Ça a été un long processus de maturation. A mes débuts, je composais beaucoup en anglais. J’étais largement influencé par le jazz américain, et je ne dissociais pas bien la langue de la musique. Mais quelque part, dans un coin de ma tête, je nourrissais le projet de pouvoir un jour chanter dans ma langue. Ça n’était pas vraiment conscient, je pense – jusqu’au jour où ça m’a frappé et où je me suis lancé. Les réactions autour de moi étaient très réservées. J’ai eu des remarques du style, « c’est quoi ces sons, ces onomatopées – t’es pas sérieux ? »
Un style d’abord qualifié de « primitif », mais qui a pourtant remporté un succès extraordinaire – c’est de la musique africaine, mais indéniablement marquée par une influence jazz. Sous quelle catégorie musicale voulez-vous être placé ?
Je ne veux pas qu’on me catégorise : qu’on me mette partout.
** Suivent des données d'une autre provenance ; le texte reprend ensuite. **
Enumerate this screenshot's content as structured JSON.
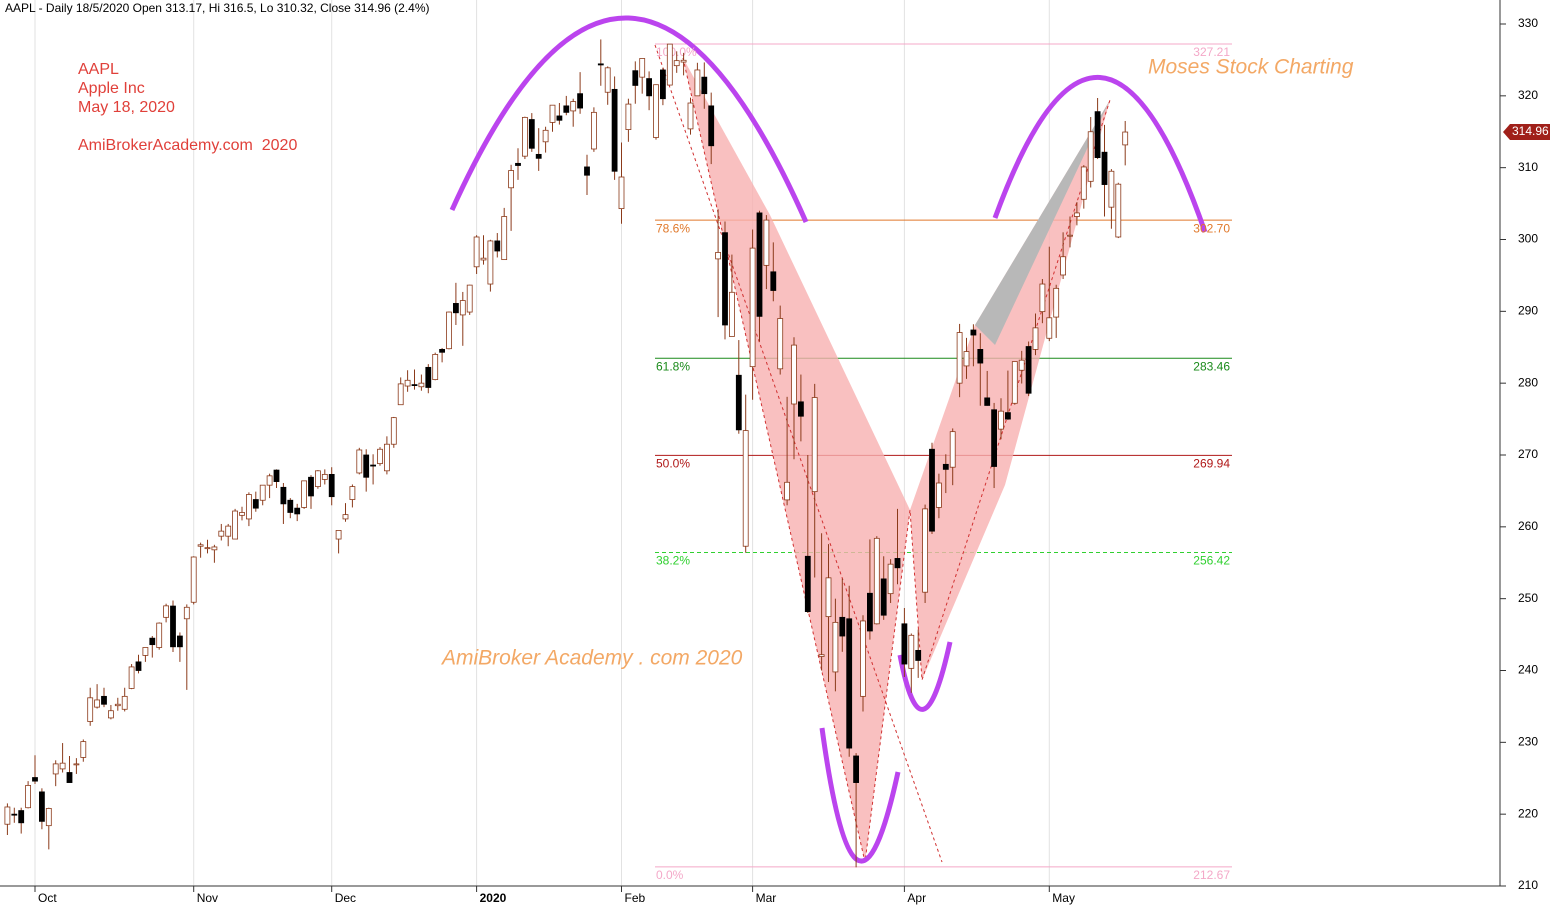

C’est un problème que j’ai constamment avec les disquaires : on me confine à la section « jazz » ou « musique du monde » et ça m’irrite. D’ailleurs je déteste ce label « musique du monde ». Ça veut dire quoi ? Pour moi, ça fait vraiment fourre-tout – en somme, poubelle. Je fais de la musique noire – ici on dira « afro-jazz », mais c’est tout de même avant tout de la musique.
Et une musique qui résonne si bien dans ce New York multi-culturel – des ressources à puiser ?
New York est une ville unique au monde. L’énergie des gars ici est exceptionnelle – et bien-sûr, j’ai des projets plein la tête. Il y a de grand musiciens que j’admire ici, et que ce soit en terme d’influence ou de collaboration, il y a énormément à tirer. Je sens que je peux élargir mes horizons et créer de nouvelles opportunités. Pour le moment, le bilan est très positif.